THOUSANDS of courageous women involved in the miners’ strike against pit closures of 1984-85 are to be celebrated with a 40th anniversary event next March.

Women Against Pit Closures (WAPC) was formed in 1984 as it became clear to coalfield communities that the strike was going to be long and bitter.

Tens of thousands of women mobilised during the strike, not only coalfield WAPC groups, but also in non-mining communities and unions to support the miners in their epic struggle.

A WAPC 40th anniversary organising group has been set up and plans to stage the celebration in Durham on March 2 next year.

The group is chaired by Betty Cook, who launched WAPC alongside Anne Scargill and other activists.

Anniversary group member Kate Flannery was 23 when she became active in WAPC in what was then the coal and steel city of Sheffield in South Yorkshire.

Today, the coal mining industry is gone and the steel industry has been hollowed out by successive Tory governments.

Ms Flannery — whose uncle was a miner, father Martin Flannery was a left-Labour MP in Sheffield and mother Blanche was president of Sheffield Trade Union Council during the strike — is now secretary of the Orgreave Truth and Justice Campaign.

“There were so many women involved. I was one of the youngest at 23,” she said.

“We want to celebrate the massive role of women in not just supporting the strike but in sustaining it.”

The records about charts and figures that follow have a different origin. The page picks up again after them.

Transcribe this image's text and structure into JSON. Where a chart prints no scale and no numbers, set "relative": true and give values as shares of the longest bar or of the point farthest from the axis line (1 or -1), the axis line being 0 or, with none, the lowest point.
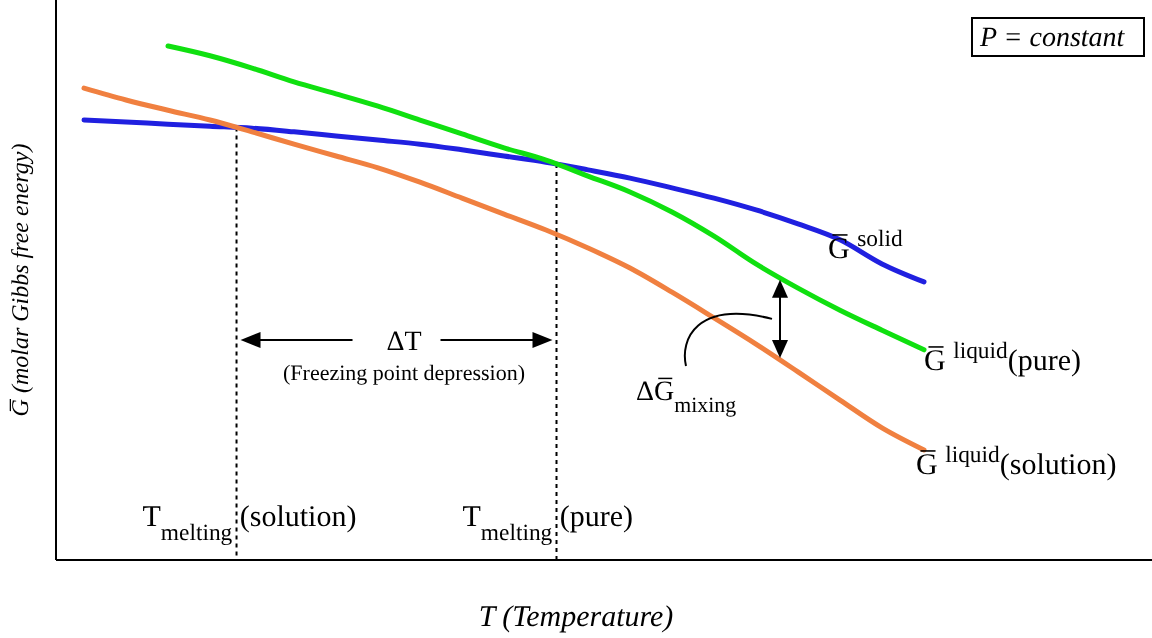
{
  "chart_data": {
    "type": "line",
    "relative": true,
    "xlabel": "T (Temperature)",
    "ylabel": "G̅ (molar Gibbs free energy)",
    "marker": "none",
    "line_style": "solid",
    "categories": [
      null,
      null,
      null,
      null,
      null,
      null,
      null,
      null,
      null,
      null,
      null,
      null,
      null,
      null,
      null,
      null,
      null,
      null,
      null,
      null,
      null
    ],
    "series": [
      {
        "name": "G̅ $^{solid}$",
        "color": "#2020e0",
        "values": [
          0.856,
          0.852,
          0.848,
          0.844,
          0.84,
          0.833,
          0.825,
          0.817,
          0.809,
          0.798,
          0.786,
          0.774,
          0.759,
          0.743,
          0.724,
          0.704,
          0.681,
          0.654,
          0.623,
          0.576,
          0.541
        ]
      },
      {
        "name": "G̅ $^{liquid}$(pure)",
        "color": "#10e010",
        "values": [
          null,
          null,
          1,
          0.981,
          0.957,
          0.93,
          0.907,
          0.883,
          0.856,
          0.829,
          0.802,
          0.778,
          0.747,
          0.716,
          0.677,
          0.63,
          0.576,
          0.529,
          0.486,
          0.447,
          0.409
        ]
      },
      {
        "name": "G̅ $^{liquid}$(solution)",
        "color": "#f08040",
        "values": [
          0.918,
          0.895,
          0.875,
          0.856,
          0.833,
          0.809,
          0.786,
          0.763,
          0.735,
          0.704,
          0.673,
          0.642,
          0.607,
          0.568,
          0.521,
          0.471,
          0.42,
          0.366,
          0.311,
          0.257,
          0.214
        ]
      }
    ],
    "annotations": [
      "P = constant",
      "ΔT",
      "(Freezing point depression)",
      "ΔG̅$_{mixing}$",
      "T$_{melting}$ (solution)",
      "T$_{melting}$ (pure)"
    ]
  }
}
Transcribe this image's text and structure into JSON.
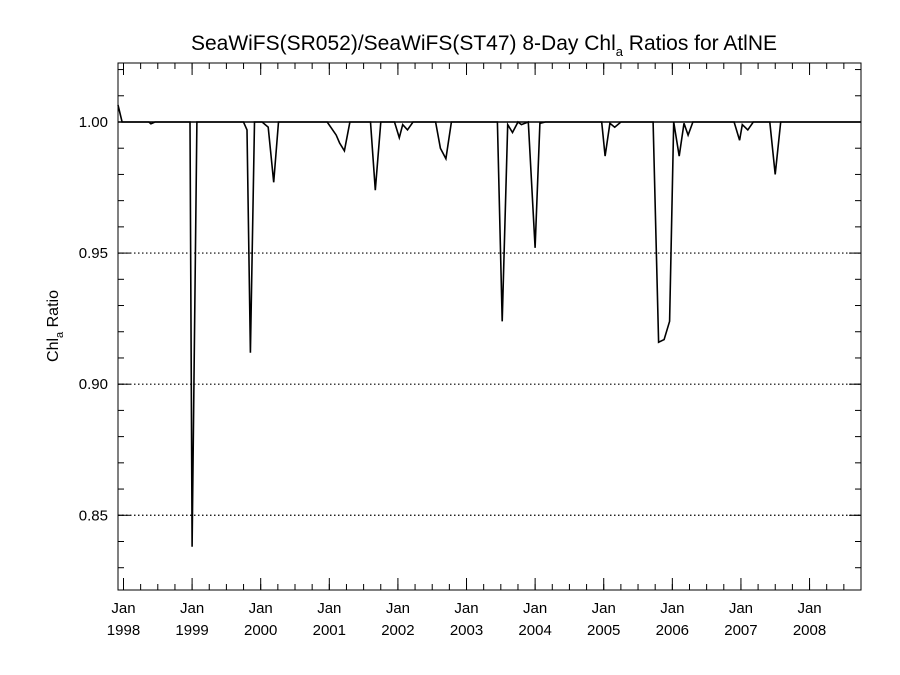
{
  "chart_data": {
    "type": "line",
    "title": "SeaWiFS(SR052)/SeaWiFS(ST47) 8-Day Chl_a Ratios for AtlNE",
    "title_parts": {
      "before": "SeaWiFS(SR052)/SeaWiFS(ST47) 8-Day Chl",
      "subscript": "a",
      "after": " Ratios for AtlNE"
    },
    "ylabel": "Chl_a Ratio",
    "ylabel_parts": {
      "before": "Chl",
      "subscript": "a",
      "after": " Ratio"
    },
    "xlabel": "",
    "ylim": [
      0.8215,
      1.0225
    ],
    "xlim": [
      1997.92,
      2008.75
    ],
    "yticks": [
      {
        "value": 0.85,
        "label": "0.85"
      },
      {
        "value": 0.9,
        "label": "0.90"
      },
      {
        "value": 0.95,
        "label": "0.95"
      },
      {
        "value": 1.0,
        "label": "1.00"
      }
    ],
    "xticks": [
      {
        "value": 1998,
        "month": "Jan",
        "year": "1998"
      },
      {
        "value": 1999,
        "month": "Jan",
        "year": "1999"
      },
      {
        "value": 2000,
        "month": "Jan",
        "year": "2000"
      },
      {
        "value": 2001,
        "month": "Jan",
        "year": "2001"
      },
      {
        "value": 2002,
        "month": "Jan",
        "year": "2002"
      },
      {
        "value": 2003,
        "month": "Jan",
        "year": "2003"
      },
      {
        "value": 2004,
        "month": "Jan",
        "year": "2004"
      },
      {
        "value": 2005,
        "month": "Jan",
        "year": "2005"
      },
      {
        "value": 2006,
        "month": "Jan",
        "year": "2006"
      },
      {
        "value": 2007,
        "month": "Jan",
        "year": "2007"
      },
      {
        "value": 2008,
        "month": "Jan",
        "year": "2008"
      }
    ],
    "minor_y_step": 0.01,
    "minor_x_step": 0.25,
    "grid": "dotted horizontal lines at 0.85, 0.90, 0.95",
    "reference_line": 1.0,
    "series": [
      {
        "color": "#000000",
        "points": [
          [
            1997.92,
            1.0065
          ],
          [
            1997.98,
            1.0
          ],
          [
            1998.37,
            1.0
          ],
          [
            1998.4,
            0.9993
          ],
          [
            1998.46,
            1.0
          ],
          [
            1998.97,
            1.0
          ],
          [
            1999.0,
            0.838
          ],
          [
            1999.07,
            1.0
          ],
          [
            1999.75,
            1.0
          ],
          [
            1999.8,
            0.997
          ],
          [
            1999.85,
            0.912
          ],
          [
            1999.91,
            1.0
          ],
          [
            2000.02,
            1.0
          ],
          [
            2000.11,
            0.998
          ],
          [
            2000.19,
            0.977
          ],
          [
            2000.26,
            1.0
          ],
          [
            2000.97,
            1.0
          ],
          [
            2001.1,
            0.995
          ],
          [
            2001.15,
            0.992
          ],
          [
            2001.22,
            0.989
          ],
          [
            2001.3,
            1.0
          ],
          [
            2001.6,
            1.0
          ],
          [
            2001.67,
            0.974
          ],
          [
            2001.75,
            1.0
          ],
          [
            2001.95,
            1.0
          ],
          [
            2002.02,
            0.994
          ],
          [
            2002.07,
            0.999
          ],
          [
            2002.14,
            0.997
          ],
          [
            2002.22,
            1.0
          ],
          [
            2002.55,
            1.0
          ],
          [
            2002.62,
            0.99
          ],
          [
            2002.7,
            0.986
          ],
          [
            2002.78,
            1.0
          ],
          [
            2003.45,
            1.0
          ],
          [
            2003.52,
            0.924
          ],
          [
            2003.6,
            0.999
          ],
          [
            2003.67,
            0.996
          ],
          [
            2003.75,
            1.0
          ],
          [
            2003.8,
            0.999
          ],
          [
            2003.9,
            1.0
          ],
          [
            2004.0,
            0.952
          ],
          [
            2004.07,
            0.9995
          ],
          [
            2004.15,
            1.0
          ],
          [
            2004.97,
            1.0
          ],
          [
            2005.02,
            0.987
          ],
          [
            2005.09,
            0.9995
          ],
          [
            2005.16,
            0.998
          ],
          [
            2005.25,
            1.0
          ],
          [
            2005.72,
            1.0
          ],
          [
            2005.8,
            0.916
          ],
          [
            2005.88,
            0.917
          ],
          [
            2005.96,
            0.924
          ],
          [
            2006.02,
            1.0
          ],
          [
            2006.1,
            0.987
          ],
          [
            2006.17,
            0.9995
          ],
          [
            2006.23,
            0.995
          ],
          [
            2006.3,
            1.0
          ],
          [
            2006.9,
            1.0
          ],
          [
            2006.98,
            0.993
          ],
          [
            2007.02,
            0.999
          ],
          [
            2007.1,
            0.997
          ],
          [
            2007.18,
            1.0
          ],
          [
            2007.42,
            1.0
          ],
          [
            2007.5,
            0.98
          ],
          [
            2007.58,
            1.0
          ],
          [
            2008.75,
            1.0
          ]
        ]
      }
    ]
  }
}
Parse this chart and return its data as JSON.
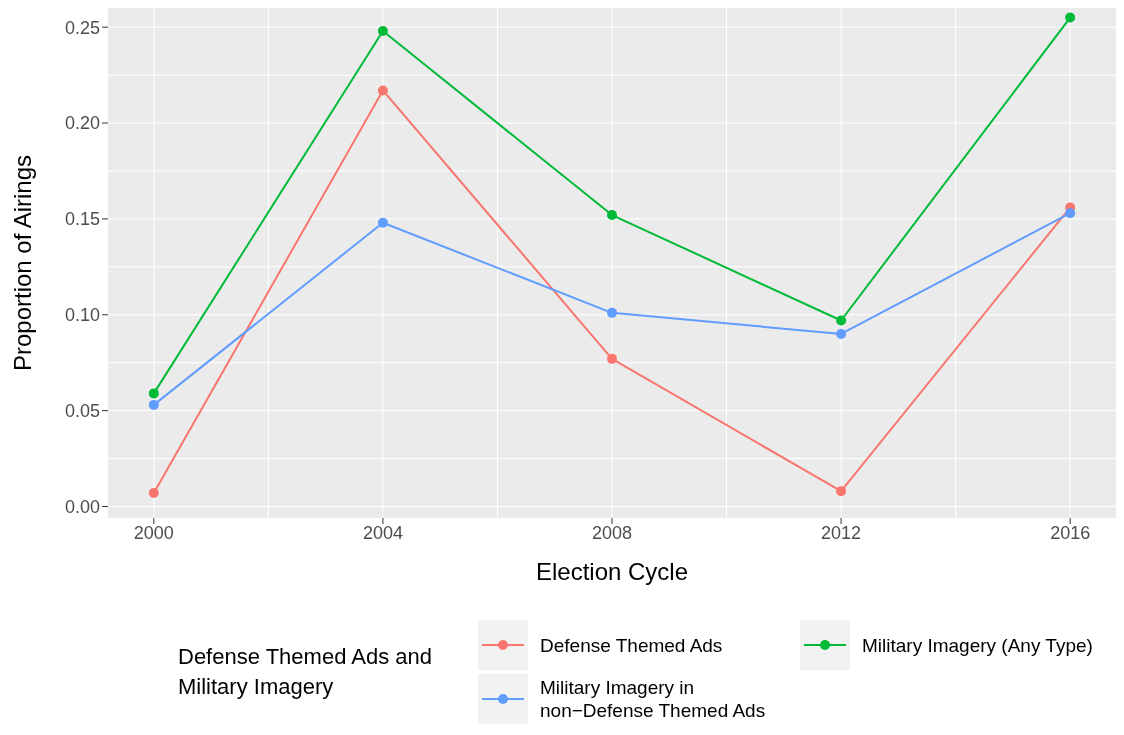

Women ran kitchens to feed striking miners and their families, picketed, marched and became accomplished speakers at rallies and solidarity events.

Many took on roles they had never experienced before, changing their lives for ever.

Ms Flannery said: “There were so many women, wonderful women, who have been excluded from history.

“We want to remember all those remarkable women.”

Former National Union of Mineworkers president Arthur Scargill welcomed the plans.

He told the Morning Star: “They were not just picketing. They were turning back lorries and, in some cases, disabling them.

“They were prepared to be arrested because it was a cause worth fighting for.”